好きな随筆家は?と聞かれたら"森田たま"と答えたい。
小説家ではなく随筆家。そう表現したくなるのが森田たまの随筆です。

彼女の随筆と出会ったのは旅行で立ち寄った金沢の古書店。
「きもの歳時記」というタイトルと装丁の美しさに惹かれて思わず衝動買いしてしまったのが彼女の作品を手に取ったきっかけでした。

何気なく読んでみると着物の着こなしについてだけでなく、そこから紐解かれる昭和初期の東京・大阪の考え方の対比や女性の生き方についての洞察など今読んでも新鮮な気づきを得られる彼女の文章をひとつひとつメモしている自分がいました。

その中でも一番好きなのはこれ。

若い人たちが結婚しようといふ話をきくと私はいつもすすめる。お仲人や親や親類が並んでいるやうな、昔風の結婚式なんかしないで、仲のいいお友だちばかりあつまって、会費持ちよひでお祝ひする、さういう会をおやりなさいね、と。
(中略)
かんじんなのはただ、若い二人の心がかたく結ばれていて、生涯それがほどけないということである。

これを昭和初期に書いて出版したということが、いかに彼女が先進的な考えの持ち主だったかを表している気がします。
型ではなく本質を見つめ続けた人。私の中で森田たまはそんな女性のイメージです。

そもそもこの時代に女性が先生に師事して文章を学んだり本を出版するなんて時代の最先端といっても過言ではないほど珍しいことだったと思います。

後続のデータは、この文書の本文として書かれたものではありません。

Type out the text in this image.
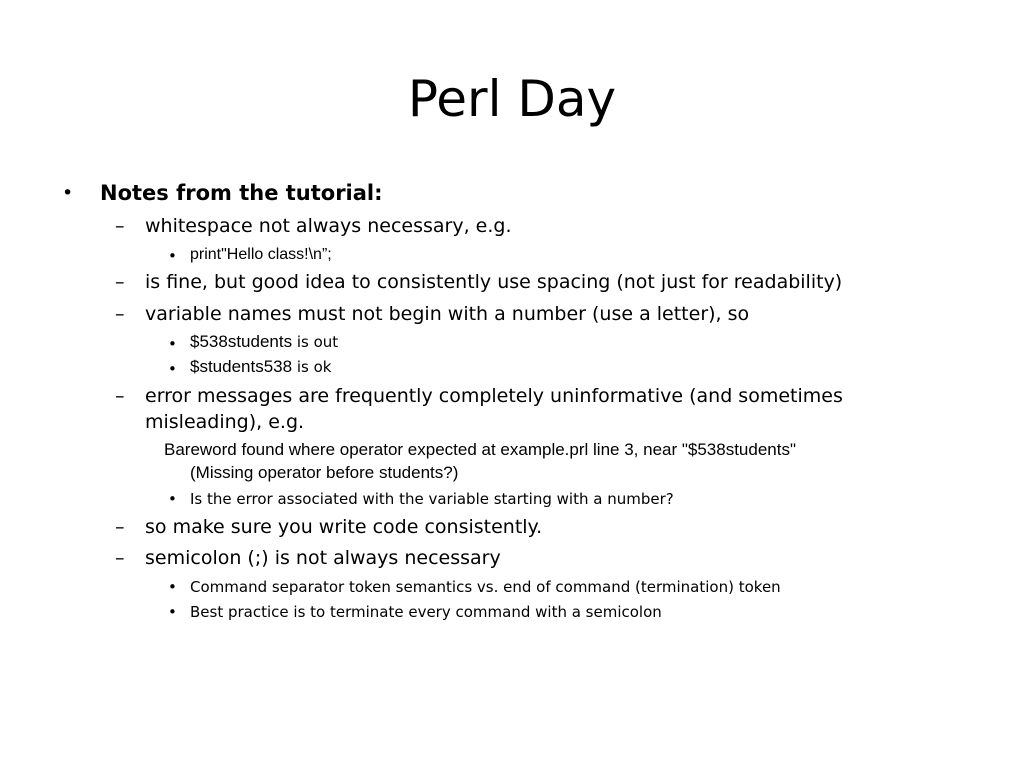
Perl Day
• Notes from the tutorial:
– whitespace not always necessary, e.g.
• print"Hello class!\n”;
– is fine, but good idea to consistently use spacing (not just for readability)
– variable names must not begin with a number (use a letter), so
• $538students is out
• $students538 is ok
– error messages are frequently completely uninformative (and sometimes
misleading), e.g.
Bareword found where operator expected at example.prl line 3, near "$538students"
(Missing operator before students?)
• Is the error associated with the variable starting with a number?
– so make sure you write code consistently.
– semicolon (;) is not always necessary
• Command separator token semantics vs. end of command (termination) token
• Best practice is to terminate every command with a semicolon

そんな"新しい女性"が先進的な考えを披露すると押し付けがましいというか"強い女性だから言えること"になってしまいがちなのに、彼女の文章はすべて柔らかくて、ふわっと包み込んで諭すような文体なのでストンと胸に落ちてくる。

もちろん着物に関する記述も愛が溢れていて、じっくり噛みしめるように読む価値があります。

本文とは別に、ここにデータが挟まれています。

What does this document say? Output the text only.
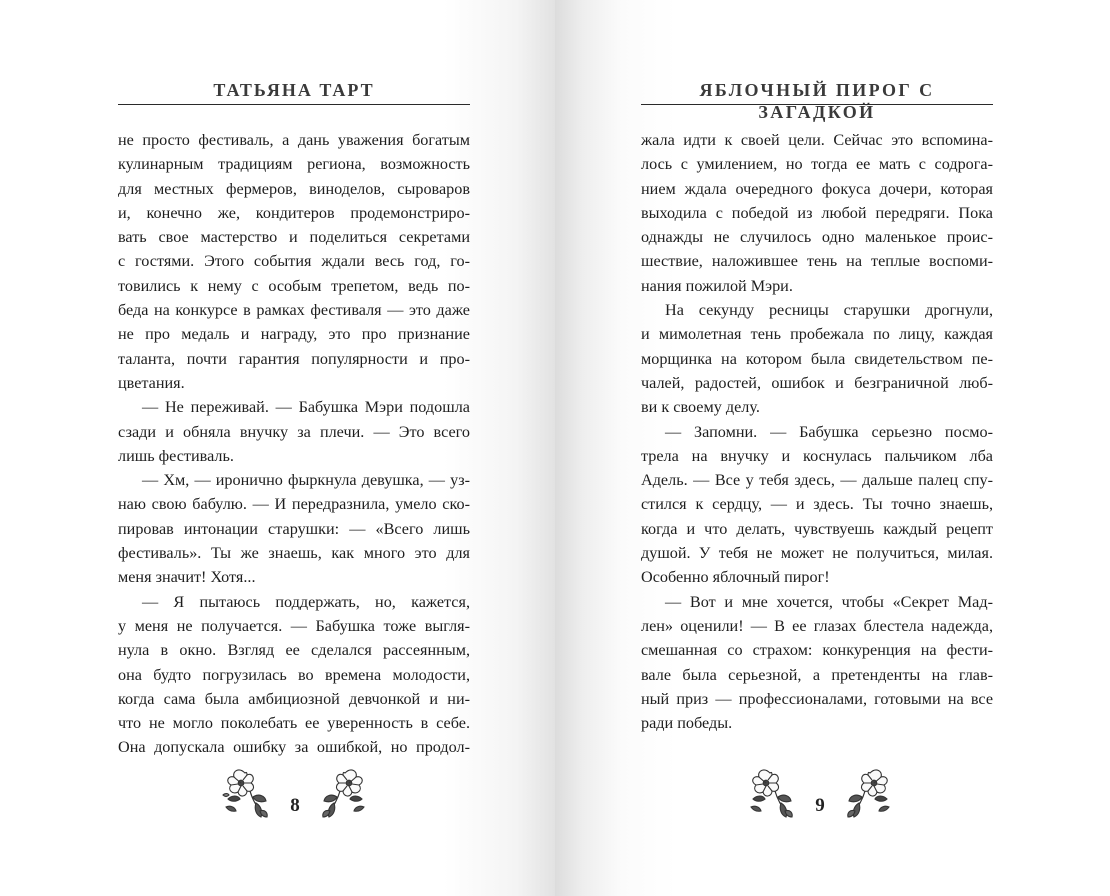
ТАТЬЯНА ТАРТ

не просто фестиваль, а дань уважения богатым

кулинарным традициям региона, возможность

для местных фермеров, виноделов, сыроваров

и, конечно же, кондитеров продемонстриро-

вать свое мастерство и поделиться секретами

с гостями. Этого события ждали весь год, го-

товились к нему с особым трепетом, ведь по-

беда на конкурсе в рамках фестиваля — это даже

не про медаль и награду, это про признание

таланта, почти гарантия популярности и про-

цветания.

— Не переживай. — Бабушка Мэри подошла

сзади и обняла внучку за плечи. — Это всего

лишь фестиваль.

— Хм, — иронично фыркнула девушка, — уз-

наю свою бабулю. — И передразнила, умело ско-

пировав интонации старушки: — «Всего лишь

фестиваль». Ты же знаешь, как много это для

меня значит! Хотя...

— Я пытаюсь поддержать, но, кажется,

у меня не получается. — Бабушка тоже выгля-

нула в окно. Взгляд ее сделался рассеянным,

она будто погрузилась во времена молодости,

когда сама была амбициозной девчонкой и ни-

что не могло поколебать ее уверенность в себе.

Она допускала ошибку за ошибкой, но продол-

8
ЯБЛОЧНЫЙ ПИРОГ С ЗАГАДКОЙ

жала идти к своей цели. Сейчас это вспомина-

лось с умилением, но тогда ее мать с содрога-

нием ждала очередного фокуса дочери, которая

выходила с победой из любой передряги. Пока

однажды не случилось одно маленькое проис-

шествие, наложившее тень на теплые воспоми-

нания пожилой Мэри.

На секунду ресницы старушки дрогнули,

и мимолетная тень пробежала по лицу, каждая

морщинка на котором была свидетельством пе-

чалей, радостей, ошибок и безграничной люб-

ви к своему делу.

— Запомни. — Бабушка серьезно посмо-

трела на внучку и коснулась пальчиком лба

Адель. — Все у тебя здесь, — дальше палец спу-

стился к сердцу, — и здесь. Ты точно знаешь,

когда и что делать, чувствуешь каждый рецепт

душой. У тебя не может не получиться, милая.

Особенно яблочный пирог!

— Вот и мне хочется, чтобы «Секрет Мад-

лен» оценили! — В ее глазах блестела надежда,

смешанная со страхом: конкуренция на фести-

вале была серьезной, а претенденты на глав-

ный приз — профессионалами, готовыми на все

ради победы.

9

外国ではむきだしの裸像に美を求めるが、日本人は美しい女の肌にもう一枚美しい着物を着せて、もう一そう深い美をたのしむ。(中略)こんなすばらしい衣装は外国のどんなえらい女の人でも、あるひはどんな美人でも着たことがないであらうと、日本の女の仕合わせをときどき胸に噛みしめるのである。

さういったロマンティックな情景も、きものを着ていればこそであって、これが現代のやうに、花もやうのワンピースかなにかですたすたとやって来られたのでは、恋愛もむきだしで、仄かな恋ごころや、胸に波打つ秘めた思ひの美しさなど感じるゆとりもない。

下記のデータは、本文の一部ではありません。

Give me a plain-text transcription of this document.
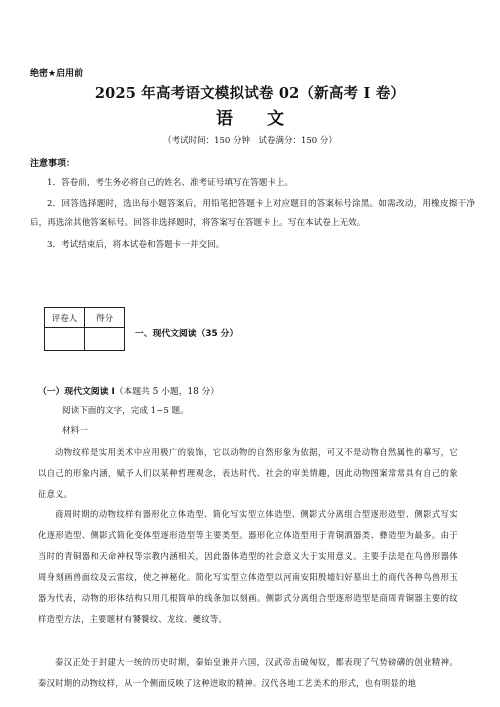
绝密★启用前
2025 年高考语文模拟试卷 02（新高考 I 卷）
语 文
（考试时间：150 分钟　试卷满分：150 分）
注意事项：
1．答卷前，考生务必将自己的姓名、准考证号填写在答题卡上。
2．回答选择题时，选出每小题答案后，用铅笔把答题卡上对应题目的答案标号涂黑。如需改动，用橡皮擦干净后，再选涂其他答案标号。回答非选择题时，将答案写在答题卡上。写在本试卷上无效。
3．考试结束后，将本试卷和答题卡一并交回。
评卷人	得分

一、现代文阅读（35 分）
（一）现代文阅读 I（本题共 5 小题，18 分）
阅读下面的文字，完成 1~5 题。
材料一
动物纹样是实用美术中应用极广的装饰，它以动物的自然形象为依据，可又不是动物自然属性的摹写，它以自己的形象内涵，赋予人们以某种哲理观念，表达时代、社会的审美情趣，因此动物图案常常具有自己的象征意义。
商周时期的动物纹样有器形化立体造型、简化写实型立体造型、侧影式分离组合型逐形造型、侧影式写实化逐形造型、侧影式简化变体型逐形造型等主要类型。器形化立体造型用于青铜酒器类、彝造型为最多。由于当时的青铜器和天命神权等宗教内涵相关，因此器体造型的社会意义大于实用意义。主要手法是在鸟兽形器体周身刻画兽面纹及云雷纹，使之神秘化。简化写实型立体造型以河南安阳殷墟妇好墓出土的商代各种鸟兽形玉器为代表，动物的形体结构只用几根简单的线条加以刻画。侧影式分离组合型逐形造型是商周青铜器主要的纹样造型方法，主要题材有饕餮纹、龙纹、夔纹等。
秦汉正处于封建大一统的历史时期，秦始皇兼并六国，汉武帝击破匈奴，都表现了气势磅礴的创业精神。秦汉时期的动物纹样，从一个侧面反映了这种进取的精神。汉代各地工艺美术的形式，也有明显的地
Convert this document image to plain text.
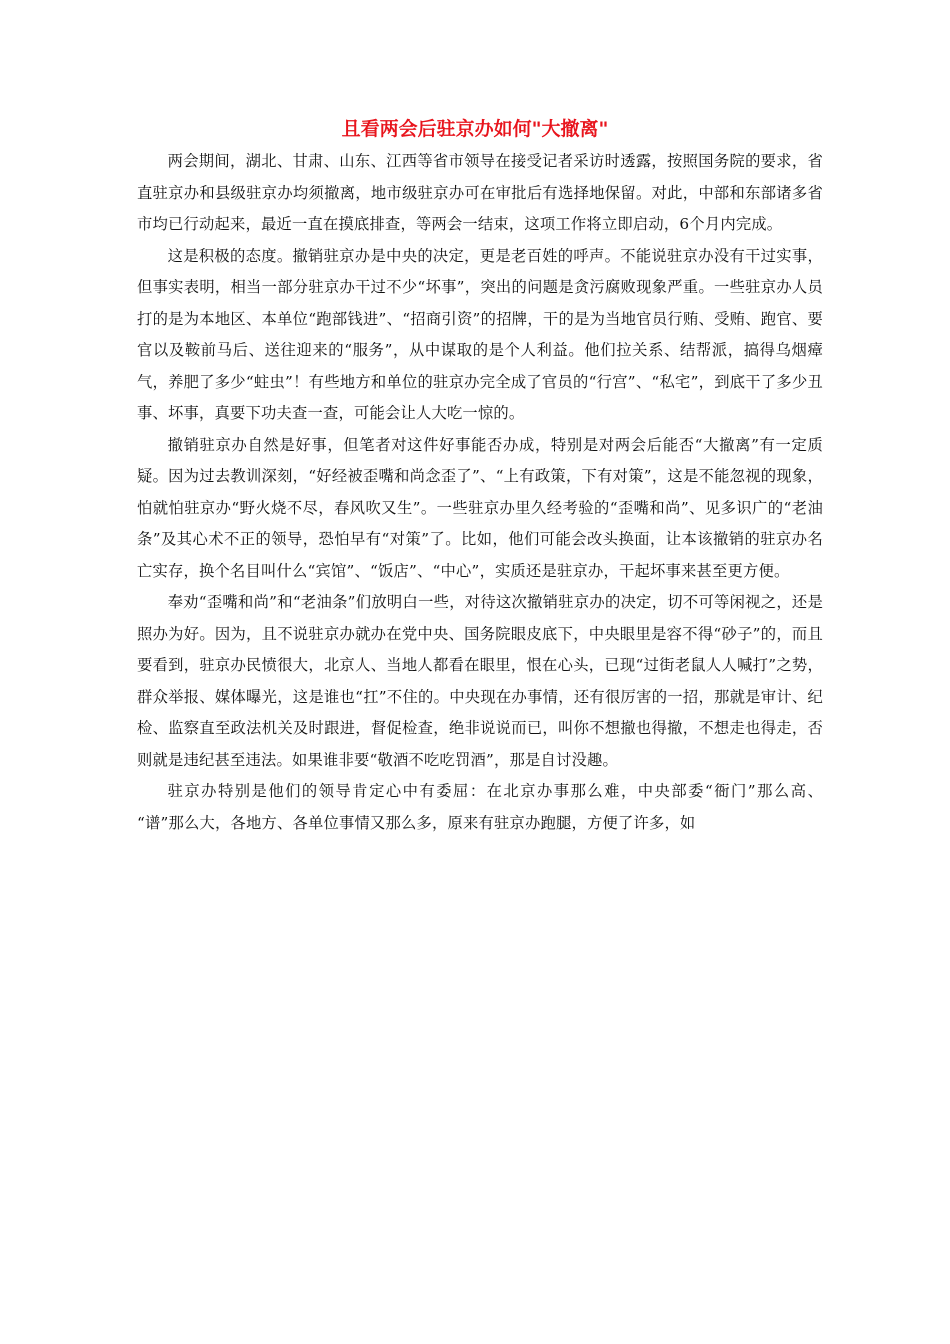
且看两会后驻京办如何"大撤离"

两会期间，湖北、甘肃、山东、江西等省市领导在接受记者采访时透露，按照国务院的要求，省直驻京办和县级驻京办均须撤离，地市级驻京办可在审批后有选择地保留。对此，中部和东部诸多省市均已行动起来，最近一直在摸底排查，等两会一结束，这项工作将立即启动，6个月内完成。

这是积极的态度。撤销驻京办是中央的决定，更是老百姓的呼声。不能说驻京办没有干过实事，但事实表明，相当一部分驻京办干过不少“坏事”，突出的问题是贪污腐败现象严重。一些驻京办人员打的是为本地区、本单位“跑部钱进”、“招商引资”的招牌，干的是为当地官员行贿、受贿、跑官、要官以及鞍前马后、送往迎来的“服务”，从中谋取的是个人利益。他们拉关系、结帮派，搞得乌烟瘴气，养肥了多少“蛀虫”！有些地方和单位的驻京办完全成了官员的“行宫”、“私宅”，到底干了多少丑事、坏事，真要下功夫查一查，可能会让人大吃一惊的。

撤销驻京办自然是好事，但笔者对这件好事能否办成，特别是对两会后能否“大撤离”有一定质疑。因为过去教训深刻，“好经被歪嘴和尚念歪了”、“上有政策，下有对策”，这是不能忽视的现象，怕就怕驻京办“野火烧不尽，春风吹又生”。一些驻京办里久经考验的“歪嘴和尚”、见多识广的“老油条”及其心术不正的领导，恐怕早有“对策”了。比如，他们可能会改头换面，让本该撤销的驻京办名亡实存，换个名目叫什么“宾馆”、“饭店”、“中心”，实质还是驻京办，干起坏事来甚至更方便。

奉劝“歪嘴和尚”和“老油条”们放明白一些，对待这次撤销驻京办的决定，切不可等闲视之，还是照办为好。因为，且不说驻京办就办在党中央、国务院眼皮底下，中央眼里是容不得“砂子”的，而且要看到，驻京办民愤很大，北京人、当地人都看在眼里，恨在心头，已现“过街老鼠人人喊打”之势，群众举报、媒体曝光，这是谁也“扛”不住的。中央现在办事情，还有很厉害的一招，那就是审计、纪检、监察直至政法机关及时跟进，督促检查，绝非说说而已，叫你不想撤也得撤，不想走也得走，否则就是违纪甚至违法。如果谁非要“敬酒不吃吃罚酒”，那是自讨没趣。

驻京办特别是他们的领导肯定心中有委屈：在北京办事那么难，中央部委“衙门”那么高、 “谱”那么大，各地方、各单位事情又那么多，原来有驻京办跑腿，方便了许多，如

この随筆が出版されたころはすでに洋装も一般的になっていたはずですが、日本人女性にとっての"着物"という存在、これまで連綿と受け継がれてきた歴史とそれに付随する豊かな情緒を感じさせるこの文章を読んで「着物が着たい」と思わない日本人女性がいるだろうか、とさえ思ってしまうほど日本人の心にグッとくる文章です。

ただの形式になってしまっているものはバッサリと切り捨てる。
でも本質的に美しいもの、情緒のあるもの、豊かなものは守り続ける。

彼女の随筆には「美しいとはなにか」を考えるヒントがそこらじゅうに散りばめられています。
そしてこんな風に世の中を見つめて、なおかつ美しい文章を自分も書けるようになる日がくるのだろうか、とため息のでるような気持ちにもさせられます。

ちなみに彼女の随筆の中には「夏目漱石先生にお会いしたけれど感激で顔もあげられなかった」「芥川先生のお葬式にでたけれどまだ先生が亡くなられた実感が湧かない」といった有名な文豪たちとの交流エピソードもあって、当時の文筆界の裏側を垣間見ることができるのもひとつの楽しみ。

森田たまのように一本筋の通った目線で世の中を見て、じんわり心に届く温かい文章を書けるようになりたいなと思うものです。